Set Name Syntax Mnemonic Description
$$\mathcal{T} \ni T$$ P SPredefType See Types
$$\tau$$ STypeVar Type variable
$$(T_1, \ldots, T_n)$$ STuple Tuple of $$n$$ elements (see [Tuple] type)
$$(T_1, \ldots, T_n) \to T$$ SFunc Function of $$n$$ arguments (see [Func] type)
$${{Coll}}[T]$$ SCollection Collection of elements of type $$T$$
$${{Option}}[T]$$ SOption Optional value of type $$T$$
$$Term \ni e$$ $$C(v, T)$$ Constant Typed constant
$$x$$ ValUse Variable
$$\TyLam{x_i}{T_i}{e}$$ FuncExpr Lambda expression
$$\Apply{e_f}{\Ov{e_i}}$$ Apply Application of a functional expression
$$\Apply{e.m}{\Ov{e_i}}$$ MethodCall Method invocation
$$\Apply{e_f}{\Ov{e_i}}$$ Tuple Constructor of a tuple with $$n$$ items
$$\Apply{\delta}{\Ov{e_i}}$$ Primitive application
$$\text{if}~(e_{\text{cond}})~e_1~\text{else}~e_2$$ If If-then-else expression
$$\{{ \overline{{\text{val}}}~x_i = e_i;}~e\}$$ BlockExpr Block expression
$$cd$$ $$\Trait{I}{\overline{ms_i}}$$ STypeCompanion Interface declaration
$$ms$$ $$\MSig{m[\overline{\tau_i}]}{\overline{x_i : T_i}}{T}$$ SMethod Method signature declaration

The terms in ErgoTree are assigned types according to the typing rules specified in Typing.

• Constants contain both the type and the data value of that type.
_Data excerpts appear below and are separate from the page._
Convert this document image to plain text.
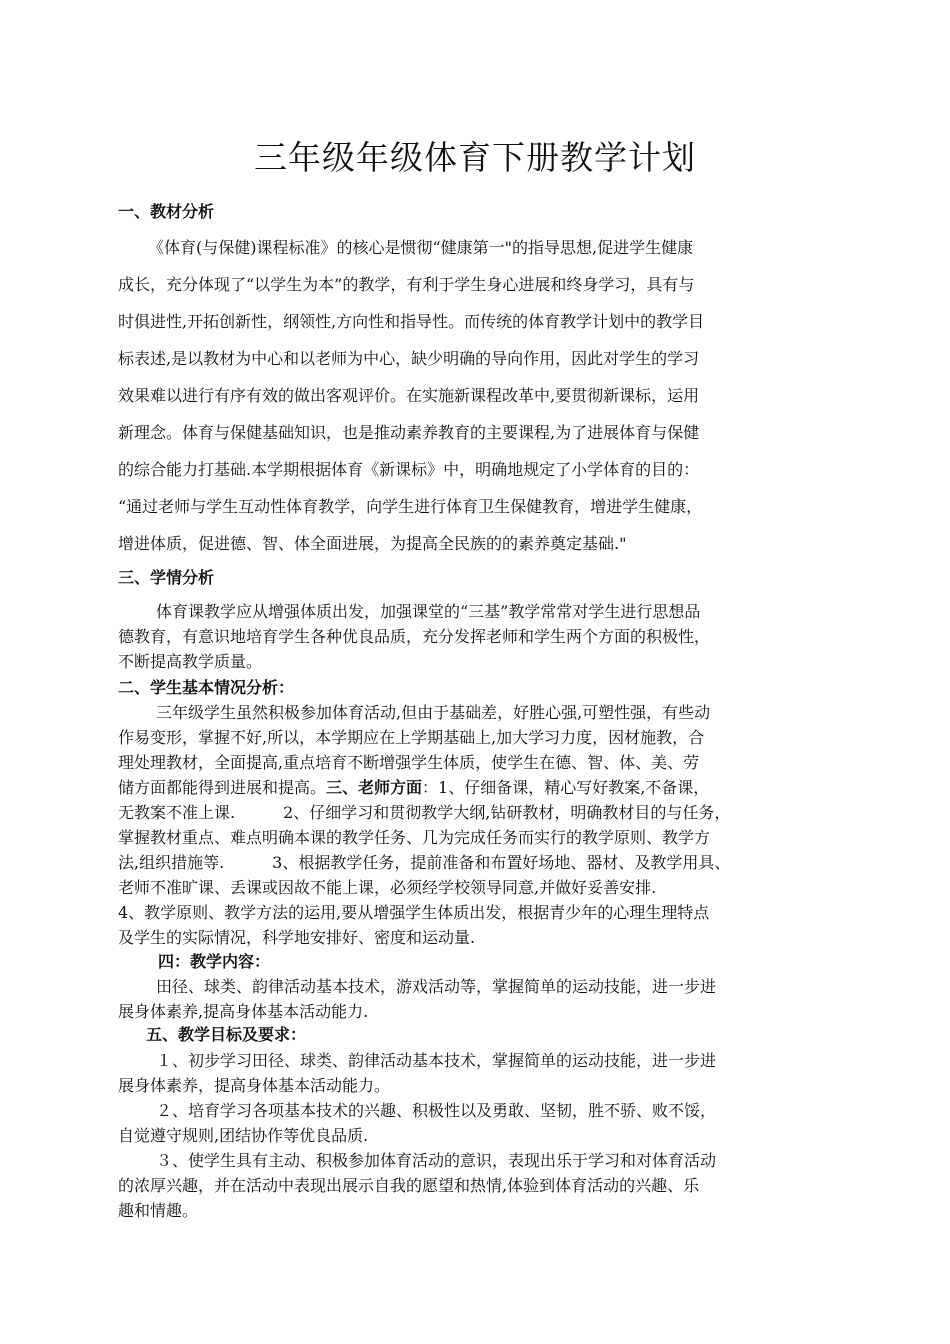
三年级年级体育下册教学计划
一、教材分析
《体育(与保健)课程标准》的核心是惯彻“健康第一"的指导思想,促进学生健康
成长，充分体现了“以学生为本”的教学，有利于学生身心进展和终身学习，具有与
时俱进性,开拓创新性，纲领性,方向性和指导性。而传统的体育教学计划中的教学目
标表述,是以教材为中心和以老师为中心，缺少明确的导向作用，因此对学生的学习
效果难以进行有序有效的做出客观评价。在实施新课程改革中,要贯彻新课标，运用
新理念。体育与保健基础知识，也是推动素养教育的主要课程,为了进展体育与保健
的综合能力打基础.本学期根据体育《新课标》中，明确地规定了小学体育的目的：
“通过老师与学生互动性体育教学，向学生进行体育卫生保健教育，增进学生健康，
增进体质，促进德、智、体全面进展，为提高全民族的的素养奠定基础."
三、学情分析
体育课教学应从增强体质出发，加强课堂的“三基”教学常常对学生进行思想品
德教育，有意识地培育学生各种优良品质，充分发挥老师和学生两个方面的积极性，
不断提高教学质量。
二、学生基本情况分析：
三年级学生虽然积极参加体育活动,但由于基础差，好胜心强,可塑性强，有些动
作易变形，掌握不好,所以，本学期应在上学期基础上,加大学习力度，因材施教，合
理处理教材，全面提高,重点培育不断增强学生体质，使学生在德、智、体、美、劳
储方面都能得到进展和提高。三、老师方面：1、仔细备课，精心写好教案,不备课，
无教案不准上课.　　　2、仔细学习和贯彻教学大纲,钻研教材，明确教材目的与任务，
掌握教材重点、难点明确本课的教学任务、几为完成任务而实行的教学原则、教学方
法,组织措施等.　　　3、根据教学任务，提前准备和布置好场地、器材、及教学用具、
老师不准旷课、丢课或因故不能上课，必须经学校领导同意,并做好妥善安排.
4、教学原则、教学方法的运用,要从增强学生体质出发，根据青少年的心理生理特点
及学生的实际情况，科学地安排好、密度和运动量.
四：教学内容：
田径、球类、韵律活动基本技术，游戏活动等，掌握简单的运动技能，进一步进
展身体素养,提高身体基本活动能力.
五、教学目标及要求：
１、初步学习田径、球类、韵律活动基本技术，掌握简单的运动技能，进一步进
展身体素养，提高身体基本活动能力。
２、培育学习各项基本技术的兴趣、积极性以及勇敢、坚韧，胜不骄、败不馁，
自觉遵守规则,团结协作等优良品质.
３、使学生具有主动、积极参加体育活动的意识，表现出乐于学习和对体育活动
的浓厚兴趣，并在活动中表现出展示自我的愿望和热情,体验到体育活动的兴趣、乐
趣和情趣。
The type of a constant must correspond to its value for it to be well-formed.
• Variables are always typed and identified by a unique ID, which refers to either a lambda-bound variable or a val-bound variable.
• Lambda expressions can take a list of lambda-bound variables, which can be used in the body expression. The body expression can also be a block expression.
• Function application takes an expression of functional type (e.g., $$T_1 \to T_n$$) and a list of arguments. The notation $$e_f(\Ov{e})$$ is not used to represent function application because it suggests that $$(\Ov{e})$$ is a subterm, which it is not.
• Method invocation allows the application of functions defined as methods of types. If an expression $$e$$ has type $$T$$, and a method $$m$$ is declared in type $$T$$, the method invocation $$e.m(args)$$ is valid. For more information on types and their methods, refer to section A.
• Conditional expressions in ErgoTree evaluate the condition strictly and the branches lazily. Each branch is an expression executed based on the result of the condition. This laziness is specified by lowering the expressions to Core-λ (see Figure 2).
• Block expressions contain a list of val definitions of variables. Each subsequent definition in the block can only refer to previously defined variables. The result of block execution is the result of the expression $$e$$, which can refer to any block variable.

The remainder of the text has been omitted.